Commodity businesses are price chasers. That's the only thing to compete on when product offerings are similar enough. AI valuations are not setup for this. AI Valuations are for 'winner takes all' implications. These are clearly now falling apart.

Yeah. Even if OpenAI models were the best, I still wouldn't used them, given how the Sam Altman persona is despicable (constantly hyping, lying, asking for no regulations, then asking for regulations, leaked emails where founders say they just wanna get rich without any consideration of their initial "open" claims...). I know other companies are not better, but at least they have a business model and something to lose.

  • > leaked emails where founders say they just wanna get rich without any consideration of their initial "open" claims

    Point me to these? Would like to have a look.

    • Sorry, not leaked emails, but it's the Greg Brockman's diary and leaked texts.

      I didn't find the original lawsuit documents, but there's a screenshot in this video: https://youtu.be/csybdOY_CQM?si=otx3yn4N26iZoN7L&t=182 (timestamp is 3:02 if you don't see it)

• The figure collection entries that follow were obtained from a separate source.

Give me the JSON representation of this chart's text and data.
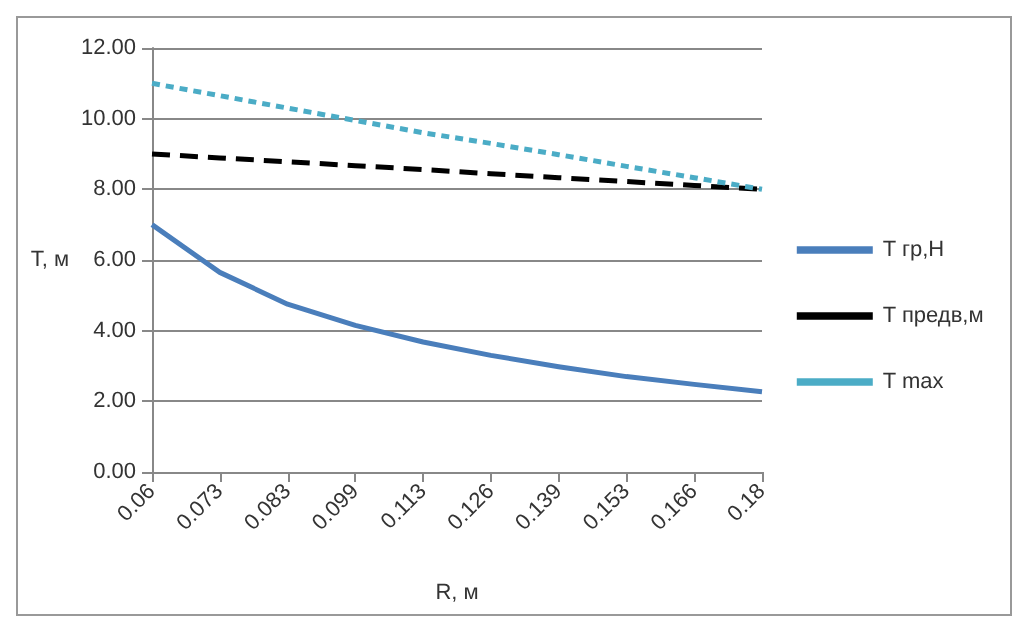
{
  "chart_data": {
    "type": "line",
    "xlabel": "R, м",
    "ylabel": "T, м",
    "categories": [
      "0.06",
      "0.073",
      "0.083",
      "0.099",
      "0.113",
      "0.126",
      "0.139",
      "0.153",
      "0.166",
      "0.18"
    ],
    "series": [
      {
        "name": "T гр,Н",
        "color": "#4a7ebb",
        "line_style": "solid",
        "values": [
          7.0,
          5.65,
          4.75,
          4.15,
          3.68,
          3.3,
          2.98,
          2.7,
          2.48,
          2.27
        ]
      },
      {
        "name": "T предв,м",
        "color": "#000000",
        "line_style": "dashed",
        "values": [
          9.0,
          8.89,
          8.78,
          8.67,
          8.56,
          8.44,
          8.33,
          8.22,
          8.11,
          8.0
        ]
      },
      {
        "name": "T max",
        "color": "#4bacc6",
        "line_style": "dotted",
        "values": [
          11.0,
          10.65,
          10.3,
          9.95,
          9.6,
          9.3,
          8.98,
          8.65,
          8.33,
          8.0
        ]
      }
    ],
    "ylim": [
      0,
      12
    ],
    "yticks": [
      {
        "value": 0,
        "label": "0.00"
      },
      {
        "value": 2,
        "label": "2.00"
      },
      {
        "value": 4,
        "label": "4.00"
      },
      {
        "value": 6,
        "label": "6.00"
      },
      {
        "value": 8,
        "label": "8.00"
      },
      {
        "value": 10,
        "label": "10.00"
      },
      {
        "value": 12,
        "label": "12.00"
      }
    ],
    "grid": "y",
    "legend": "right",
    "marker": "none"
  }
}
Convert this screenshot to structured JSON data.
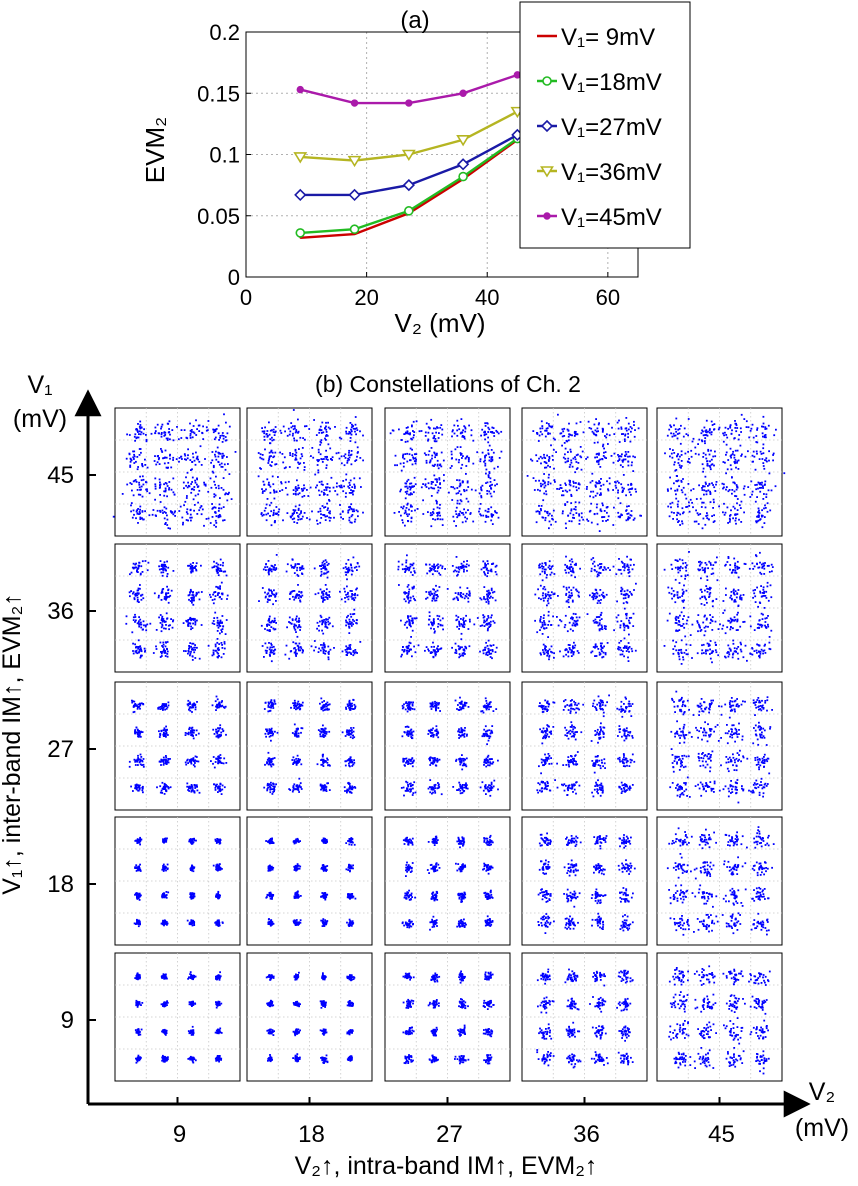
{
  "figure": {
    "panel_a_caption": "(a)",
    "panel_b_caption": "(b) Constellations of Ch. 2",
    "panel_b_x_axis_title": "V₂↑, intra-band IM↑, EVM₂↑",
    "panel_b_y_axis_title": "V₁↑, inter-band IM↑, EVM₂↑",
    "panel_b_x_arrow_label_top": "V₂",
    "panel_b_x_arrow_label_bottom": "(mV)",
    "panel_b_y_arrow_label_top": "V₁",
    "panel_b_y_arrow_label_bottom": "(mV)"
  },
  "chart_data": [
    {
      "type": "line",
      "title": "(a)",
      "xlabel": "V₂ (mV)",
      "ylabel": "EVM₂",
      "xlim": [
        0,
        65
      ],
      "ylim": [
        0,
        0.2
      ],
      "x_ticks": [
        "0",
        "20",
        "40",
        "60"
      ],
      "y_ticks": [
        "0",
        "0.05",
        "0.1",
        "0.15",
        "0.2"
      ],
      "grid": true,
      "legend_position": "top-right",
      "x": [
        9,
        18,
        27,
        36,
        45
      ],
      "series": [
        {
          "name": "V₁= 9mV",
          "color": "#cc0000",
          "marker": "none",
          "values": [
            0.032,
            0.035,
            0.052,
            0.08,
            0.112
          ]
        },
        {
          "name": "V₁=18mV",
          "color": "#22bb22",
          "marker": "circle",
          "values": [
            0.036,
            0.039,
            0.054,
            0.082,
            0.113
          ]
        },
        {
          "name": "V₁=27mV",
          "color": "#1a1aa6",
          "marker": "diamond",
          "values": [
            0.067,
            0.067,
            0.075,
            0.092,
            0.116
          ]
        },
        {
          "name": "V₁=36mV",
          "color": "#b5b522",
          "marker": "triangle-down",
          "values": [
            0.098,
            0.095,
            0.1,
            0.112,
            0.135
          ]
        },
        {
          "name": "V₁=45mV",
          "color": "#aa1aaa",
          "marker": "dot",
          "values": [
            0.153,
            0.142,
            0.142,
            0.15,
            0.165
          ]
        }
      ]
    },
    {
      "type": "scatter",
      "title": "(b) Constellations of Ch. 2",
      "xlabel": "V₂↑, intra-band IM↑, EVM₂↑",
      "ylabel": "V₁↑, inter-band IM↑, EVM₂↑",
      "x_categories": [
        "9",
        "18",
        "27",
        "36",
        "45"
      ],
      "y_categories": [
        "45",
        "36",
        "27",
        "18",
        "9"
      ],
      "constellation": "16-QAM",
      "point_color": "#0000ff"
    }
  ]
}
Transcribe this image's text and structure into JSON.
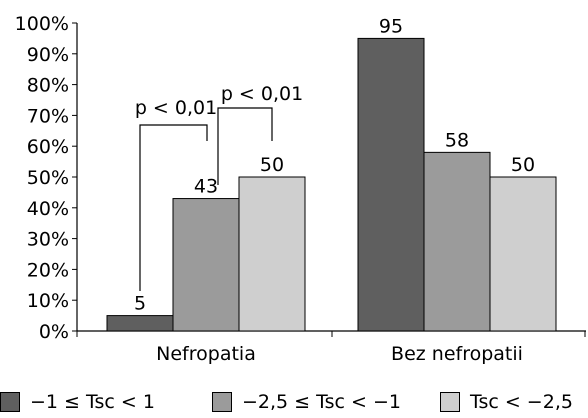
{
  "chart_data": {
    "type": "bar",
    "categories": [
      "Nefropatia",
      "Bez nefropatii"
    ],
    "series": [
      {
        "name": "−1 ≤ Tsc < 1",
        "values": [
          5,
          95
        ],
        "color": "#5f5f5f"
      },
      {
        "name": "−2,5 ≤ Tsc < −1",
        "values": [
          43,
          58
        ],
        "color": "#9b9b9b"
      },
      {
        "name": "Tsc < −2,5",
        "values": [
          50,
          50
        ],
        "color": "#cfcfcf"
      }
    ],
    "ylim": [
      0,
      100
    ],
    "yticks": [
      "0%",
      "10%",
      "20%",
      "30%",
      "40%",
      "50%",
      "60%",
      "70%",
      "80%",
      "90%",
      "100%"
    ],
    "data_labels": [
      [
        "5",
        "95"
      ],
      [
        "43",
        "58"
      ],
      [
        "50",
        "50"
      ]
    ],
    "annotations": [
      {
        "text": "p < 0,01",
        "from_series": 0,
        "to_series": 2,
        "category": 0
      },
      {
        "text": "p < 0,01",
        "from_series": 1,
        "to_series": 2,
        "category": 0
      }
    ],
    "grid": false,
    "legend": "bottom"
  }
}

      There's more details about the behind-the-scenes and greg brockman's diary leaks in this article: https://www.techbuzz.ai/articles/open-ai-lawsuit-exposed-the... Some documents are made public thanks to the Musk-OpenAI trial.

      I'll let you read a few articles about this lawsuit, but basically they said to Musk (and frankly, to everyone else) that they were committed to the non-profit model, while behind the scenes thinking about "making the billion" and turning for-profit.